MUMCU’YLA ANISINI PAYLAŞTI: “SARI BASIN KARTINI MUMCU’NUN ELİNDEN ALDIM”
Arapkirli, Mumcu’yu şahsen tanıma onuruna eriştiğini aynı kurumda cumhuriyet gazetesinde usta çırak ilişkisiyle birlikte çalıştığını paylaşarak “Sarı Basın Kartı’nı elinden almış olmak benim için tarif edilemez bir onurdu. O kartı halen onurla taşıyorum. “ diye konuştu.
DEVRİMLERİN SIKI BİR TAKİPÇİSİYDİ
Serpil Yılmaz, Mumcu’nun cumhuriyet devrimlerinin sıkı bir takipçisi olduğunu, özgür yayıncılık mücadelesini gençlik yıllarında kafasına koyduğunu, araştırmacı gazetecilik kavramıyla bu kadar örtüşen başka bir gazetecinin olmadığını söyledi.

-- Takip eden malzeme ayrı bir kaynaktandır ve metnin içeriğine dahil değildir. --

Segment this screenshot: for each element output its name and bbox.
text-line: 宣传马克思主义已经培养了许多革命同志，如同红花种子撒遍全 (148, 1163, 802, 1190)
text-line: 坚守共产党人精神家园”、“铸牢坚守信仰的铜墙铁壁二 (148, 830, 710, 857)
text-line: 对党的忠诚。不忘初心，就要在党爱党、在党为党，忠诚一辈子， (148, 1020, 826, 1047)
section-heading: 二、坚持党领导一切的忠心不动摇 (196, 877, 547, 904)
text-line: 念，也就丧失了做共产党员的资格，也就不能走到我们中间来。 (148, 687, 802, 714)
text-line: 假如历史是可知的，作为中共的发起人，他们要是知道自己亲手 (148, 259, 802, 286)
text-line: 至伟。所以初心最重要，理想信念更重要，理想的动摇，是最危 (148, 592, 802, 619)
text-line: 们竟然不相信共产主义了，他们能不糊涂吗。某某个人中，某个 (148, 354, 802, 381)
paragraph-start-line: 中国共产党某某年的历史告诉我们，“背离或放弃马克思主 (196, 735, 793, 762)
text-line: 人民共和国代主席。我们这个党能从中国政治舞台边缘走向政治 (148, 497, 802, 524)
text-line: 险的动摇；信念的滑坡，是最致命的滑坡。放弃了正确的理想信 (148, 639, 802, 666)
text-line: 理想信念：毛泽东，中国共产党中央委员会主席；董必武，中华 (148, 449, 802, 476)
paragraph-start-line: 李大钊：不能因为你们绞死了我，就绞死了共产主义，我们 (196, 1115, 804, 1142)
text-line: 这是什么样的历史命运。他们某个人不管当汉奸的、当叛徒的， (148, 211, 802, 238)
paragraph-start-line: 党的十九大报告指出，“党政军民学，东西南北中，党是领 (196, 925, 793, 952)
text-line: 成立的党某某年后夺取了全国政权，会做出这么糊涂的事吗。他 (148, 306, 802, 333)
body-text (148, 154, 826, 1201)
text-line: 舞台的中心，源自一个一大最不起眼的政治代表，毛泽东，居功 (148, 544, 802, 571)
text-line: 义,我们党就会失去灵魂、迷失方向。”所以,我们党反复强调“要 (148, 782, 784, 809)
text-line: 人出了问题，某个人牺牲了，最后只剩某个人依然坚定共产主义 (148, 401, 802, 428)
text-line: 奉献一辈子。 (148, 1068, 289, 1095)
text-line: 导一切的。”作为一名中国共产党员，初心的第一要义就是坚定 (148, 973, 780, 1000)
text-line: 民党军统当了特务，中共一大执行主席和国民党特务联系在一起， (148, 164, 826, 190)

Mumcu’nun vefat ettiği gün İstanbul’da Milliyet gazetesinde çalıştığını anlatan Yılmaz “O gün öyle kendiliğinden bir şey olmuştu ki bir pazar günü Ankara kar altındaydı. Haber geçtiği anda hemen kahvaltı masasından fırlayıp kalkıp Milliyet gazetesine gittim. Aynı refleksi İstanbul’da binlerce insan göstermişti. Cumhuriyet gazetesinin önüne gelmişti. Gazetecilerle halkın duygusunu iç içe geçiren şey neydi? “diye sordu. Yılmaz, Mumcu davasının
bu yıl aydınlatılmazsa zaman açımından düşeceğini anımsatarak, Mumcu’nun kendisini tanımladığı köşe yazısını okudu.

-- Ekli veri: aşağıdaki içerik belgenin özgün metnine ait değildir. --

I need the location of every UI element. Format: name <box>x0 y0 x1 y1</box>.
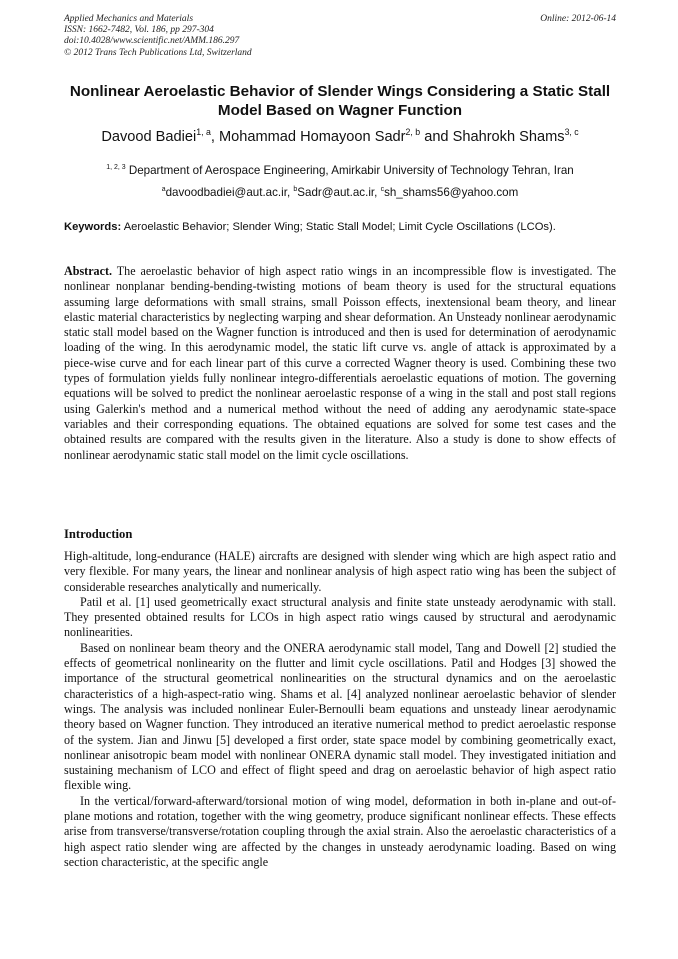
affiliation <box>64 164 616 178</box>
author-name: Davood Badiei <box>101 129 197 145</box>
paragraph: Based on nonlinear beam theory and the ONERA aerodynamic stall model, Tang and Dowell [2] studied the effects of geometrical nonlinearity on the flutter and limit cycle oscillations. Patil and Hodges [3] showed the importance of the structural geometrical nonlinearities on the structural dynamics and on the aeroelastic characteristics of a high-aspect-ratio wing. Shams et al. [4] analyzed nonlinear aeroelastic behavior of slender wings. The analysis was included nonlinear Euler-Bernoulli beam equations and unsteady linear aerodynamic theory based on Wagner function. They introduced an iterative numerical method to predict aeroelastic response of the system. Jian and Jinwu [5] developed a first order, state space model by combining geometrically exact, nonlinear anisotropic beam model with nonlinear ONERA dynamic stall model. They investigated initiation and sustaining mechanism of LCO and effect of flight speed and drag on aeroelastic behavior of high aspect ratio flexible wing. <box>64 640 616 793</box>
paragraph: Patil et al. [1] used geometrically exact structural analysis and finite state unsteady aerodynamic with stall. They presented obtained results for LCOs in high aspect ratio wings caused by structural and aerodynamic nonlinearities. <box>64 594 616 640</box>
issn-line: ISSN: 1662-7482, Vol. 186, pp 297-304 <box>64 25 214 36</box>
journal-name: Applied Mechanics and Materials <box>64 14 194 24</box>
introduction-body <box>64 549 616 870</box>
email-address[interactable]: davoodbadiei@aut.ac.ir <box>165 186 287 199</box>
paragraph: High-altitude, long-endurance (HALE) aircrafts are designed with slender wing which are high aspect ratio and very flexible. For many years, the linear and nonlinear analysis of high aspect ratio wing has been the subject of considerable researches analytically and numerically. <box>64 549 616 594</box>
email-list: $^a$davoodbadiei@aut.ac.ir, $^b$Sadr@aut.ac.ir, $^c$sh_shams56@yahoo.com <box>161 186 519 199</box>
author-affiliation-mark: 2, b <box>405 127 421 138</box>
author-name: Shahrokh Shams <box>452 129 565 145</box>
affiliation-text: Department of Aerospace Engineering, Amirkabir University of Technology Tehran, Iran <box>128 164 574 177</box>
author-affiliation-mark: 3, c <box>564 127 579 138</box>
online-date: Online: 2012-06-14 <box>540 14 616 24</box>
keywords-text: Aeroelastic Behavior; Slender Wing; Static Stall Model; Limit Cycle Oscillations (LCOs). <box>123 221 556 233</box>
keywords-label: Keywords: <box>64 221 122 233</box>
abstract-text: The aeroelastic behavior of high aspect ratio wings in an incompressible flow is investigated. The nonlinear nonplanar bending-bending-twisting motions of beam theory is used for the structural equations assuming large deformations with small strains, small Poisson effects, inextensional beam theory, and linear elastic material characteristics by neglecting warping and shear deformation. An Unsteady nonlinear aerodynamic static stall model based on the Wagner function is introduced and then is used for determination of aerodynamic loading of the wing. In this aerodynamic model, the static lift curve vs. angle of attack is approximated by a piece-wise curve and for each linear part of this curve a corrected Wagner theory is used. Combining these two types of formulation yields fully nonlinear integro-differentials aeroelastic equations of motion. The governing equations will be solved to predict the nonlinear aeroelastic response of a wing in the stall and post stall regions using Galerkin's method and a numerical method without the need of adding any aerodynamic state-space variables and their corresponding equations. The obtained equations are solved for some test cases and the obtained results are compared with the results given in the literature. Also a study is done to show effects of nonlinear aerodynamic static stall model on the limit cycle oscillations. <box>64 264 616 462</box>
abstract <box>64 264 616 463</box>
author-affiliation-mark: 1, a <box>196 127 211 138</box>
copyright-line: © 2012 Trans Tech Publications Ltd, Switzerland <box>64 47 252 58</box>
section-heading-introduction: Introduction <box>64 527 133 541</box>
paper-title: Nonlinear Aeroelastic Behavior of Slender Wings Considering a Static Stall Model Based on Wagner Function <box>69 83 611 119</box>
author-name: Mohammad Homayoon Sadr <box>218 129 406 145</box>
doi-line[interactable]: doi:10.4028/www.scientific.net/AMM.186.297 <box>64 36 240 47</box>
keywords <box>64 220 616 234</box>
journal-header <box>64 14 616 59</box>
email-address[interactable]: sh_shams56@yahoo.com <box>384 186 519 199</box>
affiliation-mark: 1, 2, 3 <box>106 164 126 172</box>
email-address[interactable]: Sadr@aut.ac.ir <box>297 186 375 199</box>
abstract-label: Abstract. <box>64 264 113 278</box>
author-list: Davood Badiei$^{1, a}$, Mohammad Homayoon Sadr$^{2, b}$ and Shahrokh Shams$^{3, c}$ <box>101 127 579 145</box>
paragraph: In the vertical/forward-afterward/torsional motion of wing model, deformation in both in-plane and out-of-plane motions and rotation, together with the wing geometry, produce significant nonlinear effects. These effects arise from transverse/transverse/rotation coupling through the axial strain. Also the aeroelastic characteristics of a high aspect ratio slender wing are affected by the changes in unsteady aerodynamic loading. Based on wing section characteristic, at the specific angle <box>64 793 616 869</box>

Programın kapanış konuşmasını yapan Ali Kılıç, Mumcu’yu saygıyla anarak bu acı olayların bir kez daha yaşanmaması temennisinde bulundu.
‘UĞURLAR OLSUN’ U HEP BİRLİKTE SÖYLEDİLER
Daha sonra sahne alan müzisyen Hüseyin Ay, Selda Bağcan’ın Uğur Mumcu için yazdığı “Uğurlar Olsun” isimli ağıtı, “Yiğidim Aslanım Burada Yatıyor” isimli eseri söyledi.